Generated by summarytools 1.0.1 (R version 4.2.2)
2023-04-17

Code
#created new data table in order to graph borough by price segmented by room type
tidy_Airbnb <- raw_airbnb %>%
  filter(room_type == "Shared room" | room_type == "Entire home/apt" | room_type == "Private room") %>% 
  group_by(neighbourhood_group, room_type) %>%
  summarise(mean_price=mean(price))
tidy_Airbnb

Visualization with Multiple Dimensions

In my previous challenge, I created univariate and bivariate visualizations of this data which analyzed price, neighborhood borough, and room type. Today, I will revisit these graphs and create new visualizations which introduce at least one additional dimension.
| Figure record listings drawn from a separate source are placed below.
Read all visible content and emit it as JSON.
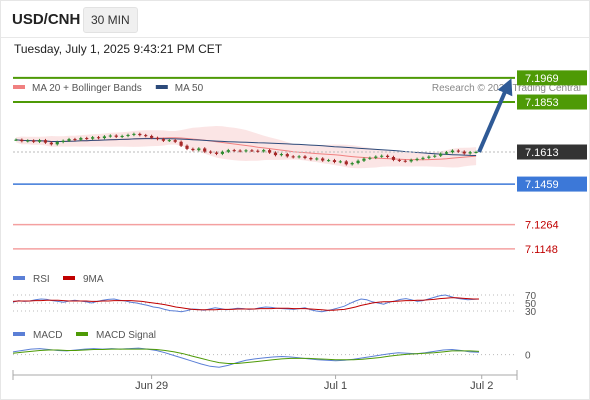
{
  "header": {
    "pair": "USD/CNH",
    "interval": "30 MIN"
  },
  "timestamp": "Tuesday, July 1, 2025 9:43:21 PM CET",
  "colors": {
    "resistance": "#4e9a06",
    "support": "#3c78d8",
    "pivot_dark": "#333333",
    "light_red": "#f4a0a0",
    "arrow": "#2f5a96",
    "candle_up": "#2e8b2e",
    "candle_down": "#a62828",
    "ma20": "#f08080",
    "ma50": "#2c4a7a",
    "rsi": "#5b7fd6",
    "rsi_ma": "#c00000",
    "macd": "#5b7fd6",
    "macd_signal": "#4e9a06"
  },
  "chart_data": [
    {
      "type": "candlestick",
      "legend": [
        {
          "label": "MA 20 + Bollinger Bands",
          "color": "#f08080"
        },
        {
          "label": "MA 50",
          "color": "#2c4a7a"
        }
      ],
      "source_note": "Research © 2025 Trading Central",
      "x_ticks": [
        "Jun 29",
        "Jul 1",
        "Jul 2"
      ],
      "levels": [
        {
          "value": 7.1969,
          "label": "7.1969",
          "kind": "resistance"
        },
        {
          "value": 7.1853,
          "label": "7.1853",
          "kind": "resistance"
        },
        {
          "value": 7.1613,
          "label": "7.1613",
          "kind": "pivot"
        },
        {
          "value": 7.1459,
          "label": "7.1459",
          "kind": "support"
        },
        {
          "value": 7.1264,
          "label": "7.1264",
          "kind": "minor"
        },
        {
          "value": 7.1148,
          "label": "7.1148",
          "kind": "minor"
        }
      ],
      "ylim": [
        7.108,
        7.205
      ],
      "closes": [
        7.1672,
        7.1665,
        7.1668,
        7.1662,
        7.167,
        7.1658,
        7.165,
        7.1661,
        7.1667,
        7.1675,
        7.1672,
        7.168,
        7.1677,
        7.1684,
        7.168,
        7.1688,
        7.1692,
        7.1686,
        7.169,
        7.1695,
        7.17,
        7.1694,
        7.169,
        7.1681,
        7.1675,
        7.1667,
        7.167,
        7.1662,
        7.1643,
        7.1628,
        7.1622,
        7.163,
        7.1615,
        7.161,
        7.1604,
        7.1614,
        7.1622,
        7.162,
        7.1617,
        7.1621,
        7.1619,
        7.1616,
        7.1622,
        7.161,
        7.1598,
        7.1603,
        7.1592,
        7.1588,
        7.1592,
        7.1584,
        7.1578,
        7.1582,
        7.1572,
        7.1574,
        7.1565,
        7.1568,
        7.1554,
        7.156,
        7.1571,
        7.1581,
        7.1585,
        7.1591,
        7.1595,
        7.1589,
        7.1575,
        7.1571,
        7.1568,
        7.1575,
        7.158,
        7.1585,
        7.1591,
        7.1595,
        7.1605,
        7.1612,
        7.162,
        7.1615,
        7.1606,
        7.1612,
        7.1613
      ]
    },
    {
      "type": "line",
      "name": "RSI",
      "legend": [
        {
          "label": "RSI",
          "color": "#5b7fd6"
        },
        {
          "label": "9MA",
          "color": "#c00000"
        }
      ],
      "y_ticks": [
        70,
        50,
        30
      ],
      "ylim": [
        10,
        90
      ],
      "rsi": [
        52,
        56,
        54,
        55,
        58,
        60,
        59,
        56,
        54,
        52,
        55,
        57,
        55,
        53,
        50,
        54,
        57,
        59,
        60,
        57,
        55,
        52,
        50,
        47,
        44,
        40,
        38,
        34,
        31,
        30,
        28,
        31,
        35,
        34,
        32,
        35,
        38,
        36,
        33,
        35,
        37,
        36,
        34,
        35,
        38,
        40,
        39,
        37,
        36,
        35,
        34,
        36,
        38,
        33,
        30,
        28,
        31,
        34,
        38,
        42,
        49,
        55,
        60,
        58,
        53,
        50,
        47,
        52,
        55,
        59,
        61,
        58,
        54,
        56,
        60,
        64,
        68,
        70,
        66,
        62,
        60,
        58,
        59,
        60
      ],
      "ma9": [
        54,
        55,
        55,
        55,
        56,
        56,
        57,
        57,
        57,
        56,
        55,
        55,
        55,
        55,
        54,
        54,
        55,
        55,
        56,
        56,
        56,
        56,
        55,
        54,
        52,
        50,
        48,
        46,
        43,
        40,
        38,
        36,
        34,
        33,
        33,
        33,
        33,
        34,
        34,
        34,
        35,
        35,
        35,
        35,
        36,
        36,
        36,
        37,
        37,
        37,
        36,
        36,
        36,
        35,
        34,
        33,
        32,
        32,
        33,
        34,
        37,
        40,
        44,
        47,
        50,
        52,
        53,
        53,
        54,
        55,
        56,
        56,
        57,
        57,
        58,
        59,
        61,
        62,
        63,
        63,
        62,
        61,
        60,
        60
      ]
    },
    {
      "type": "line",
      "name": "MACD",
      "legend": [
        {
          "label": "MACD",
          "color": "#5b7fd6"
        },
        {
          "label": "MACD Signal",
          "color": "#4e9a06"
        }
      ],
      "y_ticks": [
        0
      ],
      "ylim": [
        -0.0035,
        0.0025
      ],
      "macd": [
        0.0006,
        0.0009,
        0.0012,
        0.0013,
        0.0011,
        0.0009,
        0.0008,
        0.001,
        0.0012,
        0.0013,
        0.0012,
        0.0013,
        0.0012,
        0.0013,
        0.0014,
        0.0012,
        0.0009,
        0.0004,
        -0.0002,
        -0.0008,
        -0.0014,
        -0.002,
        -0.0025,
        -0.0027,
        -0.0023,
        -0.0017,
        -0.0012,
        -0.0009,
        -0.0007,
        -0.0005,
        -0.0004,
        -0.0005,
        -0.0007,
        -0.0009,
        -0.0011,
        -0.0012,
        -0.0013,
        -0.0012,
        -0.001,
        -0.0007,
        -0.0004,
        -0.0001,
        0.0002,
        0.0004,
        0.0003,
        0.0002,
        0.0004,
        0.0007,
        0.001,
        0.0011,
        0.0009,
        0.0006,
        0.0005
      ],
      "signal": [
        0.0003,
        0.0005,
        0.0007,
        0.0009,
        0.001,
        0.001,
        0.0009,
        0.0009,
        0.001,
        0.0011,
        0.0011,
        0.0012,
        0.0012,
        0.0012,
        0.0012,
        0.0012,
        0.0011,
        0.0009,
        0.0006,
        0.0002,
        -0.0003,
        -0.0008,
        -0.0013,
        -0.0017,
        -0.0019,
        -0.0019,
        -0.0017,
        -0.0015,
        -0.0013,
        -0.0011,
        -0.0009,
        -0.0008,
        -0.0008,
        -0.0008,
        -0.0009,
        -0.001,
        -0.0011,
        -0.0011,
        -0.0011,
        -0.001,
        -0.0008,
        -0.0006,
        -0.0003,
        -0.0001,
        0.0001,
        0.0002,
        0.0003,
        0.0004,
        0.0006,
        0.0008,
        0.0008,
        0.0008,
        0.0007
      ]
    }
  ]
}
See the first graph below. It shows number of property listings by neighborhood borough segmented by room type. Key takeaways:

  • Manhattan and Brooklyn have the most listings while Staten Island and Bronx have the least number of listings

  • The most common room type for the majority of listings is entire home/apartment with shared room being the least common

  • Overall, Manhattan has the most listings and highest ratio of entire home/apartment to other room types

Code
#bar graph to visualize number of listings by borough and room type
cbbPalette <- c("#B74F6F", "#ADBDFF", "#3185FC")
bar_Airbnb <- ggplot(raw_airbnb, aes(neighbourhood_group, fill = room_type, na.rm = TRUE)) + 
  geom_bar(stat = "count", colour="black") + 
  labs(title = "Airbnb Property Listings by NYC Borough & Room Type", x = "NYC Borough", y = "Number of Listings", subtitle = "Data time frame: 2019") +
  scale_fill_discrete(name = "Room Type") + 
  theme_bw() +
  theme(legend.position = "left") +
  scale_fill_manual(values=cbbPalette)
bar_Airbnb

At a high level, it is clear that Manhattan has the most listings, but it is the most expensive? The graph below answers that question, yes! Not only are it’s property prices the most expensive on average, but the entire home/apartment price is the highest priced of all the NYC boroughs. For NYC, this result makes sense since it is a highly sought after neighborhood.

Code
#bar graph to visualize price of listings by borough and room type
price_Airbnb <- tidy_Airbnb %>%
  ggplot(tidy_airbnb, mapping = aes(neighbourhood_group, mean_price, fill = room_type)) +
  geom_bar(position = "dodge", stat = "identity", colour="black") + 
  labs(title = "Airbnb Property Listings by NYC Borough & Price", x = "NYC Borough", y = "Price in U.S. Dollars ($)", subtitle = "Data time frame: 2019") +
  scale_fill_discrete(name = "Room Type") + 
  theme_bw() +
  theme(legend.position = "left") +
  scale_fill_manual(values=cbbPalette)
price_Airbnb